We already handle the variable part, but the DAL wants a 1-1 between class names and underlying table name. Also, the business rules vary depending on whether the custom fields are validated.

I've found I can generate the class I want with TypeBuilder without emitting any IL. I have a generic class for the base that does all the work, and so I just generate a class with the same name as a the table and derive it from the generic base.

All that would remain would be for me to register this class with the ORM, but before I explore this further I was wondering if I am unknowingly wading into a can of worms (trust issues, etc.)

Any advice welcomed...

 

JonM replied on Tuesday, July 21, 2009

I find this concept interesting. When you add custom fields are they also being added to you database schema on the fly? If so are you using sql server? And how do you deal with the unpredictable index performance problems that this would cause?
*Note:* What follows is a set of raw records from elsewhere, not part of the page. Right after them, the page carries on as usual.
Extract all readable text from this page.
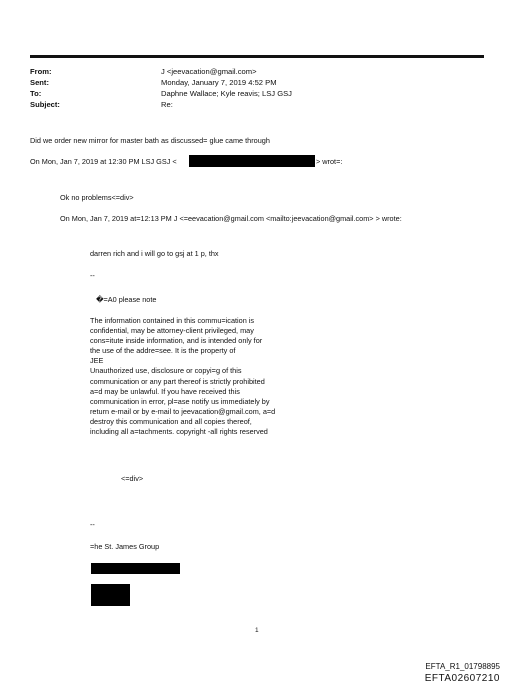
From:	J <jeevacation@gmail.com>
Sent:	Monday, January 7, 2019 4:52 PM
To:	Daphne Wallace; Kyle reavis; LSJ GSJ
Subject:	Re:
Did we order new mirror for master bath as discussed= glue came through
On Mon, Jan 7, 2019 at 12:30 PM LSJ GSJ <	> wrot=:
Ok no problems<=div>
On Mon, Jan 7, 2019 at=12:13 PM J <=eevacation@gmail.com <mailto:jeevacation@gmail.com> > wrote:
darren rich and i will go to gsj at 1 p, thx
--
�=A0 please note
The information contained in this commu=ication is
confidential, may be attorney-client privileged, may
cons=itute inside information, and is intended only for
the use of the addre=see. It is the property of
JEE
Unauthorized use, disclosure or copyi=g of this
communication or any part thereof is strictly prohibited
a=d may be unlawful. If you have received this
communication in error, pl=ase notify us immediately by
return e-mail or by e-mail to jeevacation@gmail.com, a=d
destroy this communication and all copies thereof,
including all a=tachments. copyright -all rights reserved
<=div>
--
=he St. James Group
1
EFTA_R1_01798895
EFTA02607210
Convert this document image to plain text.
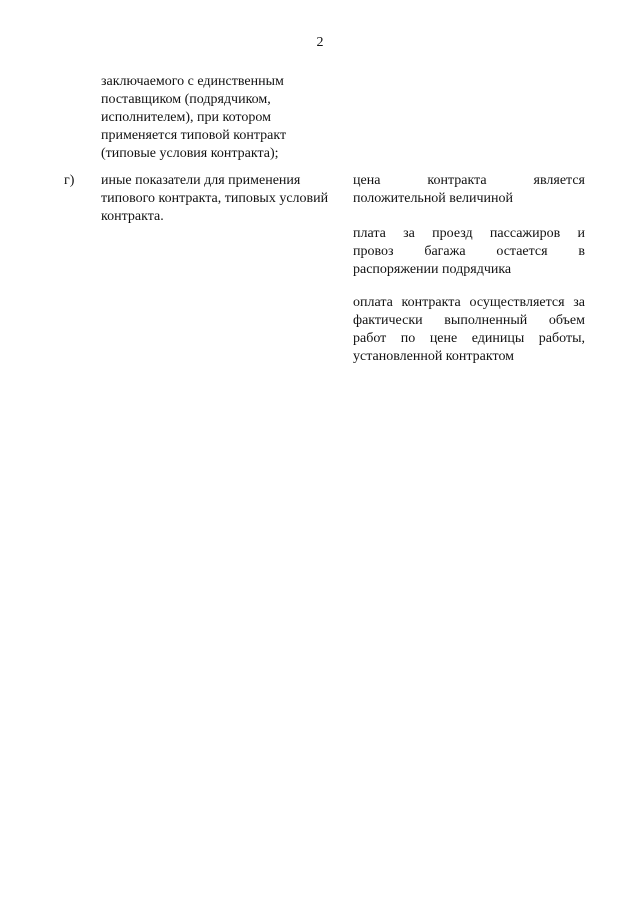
2
заключаемого с единственным
поставщиком (подрядчиком,
исполнителем), при котором
применяется типовой контракт
(типовые условия контракта);
г) иные показатели для применения
типового контракта, типовых условий
контракта.
цена контракта является
положительной величиной
плата за проезд пассажиров и
провоз багажа остается в
распоряжении подрядчика
оплата контракта осуществляется за
фактически выполненный объем
работ по цене единицы работы,
установленной контрактом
rsbaker0 replied on Tuesday, July 21, 2009

Yes, they are added to the schema on the fly. (Of course, the database user must have the appropriate privileges).

We support SQL Server, Oracle, and (hanging by a thread at this point) Access.

I'm not sure anyone has ever complained about index problems specifically related to the custom field support. My knowledge of this is limited to that if the user does a search of a large table on a custom field, then you'll get a table scan of the table unless it was explictly indexed, but then this is true of any non-indexed field. One of our customers runs on Oracle and has added over 200 fields to our schema, most with validation tables.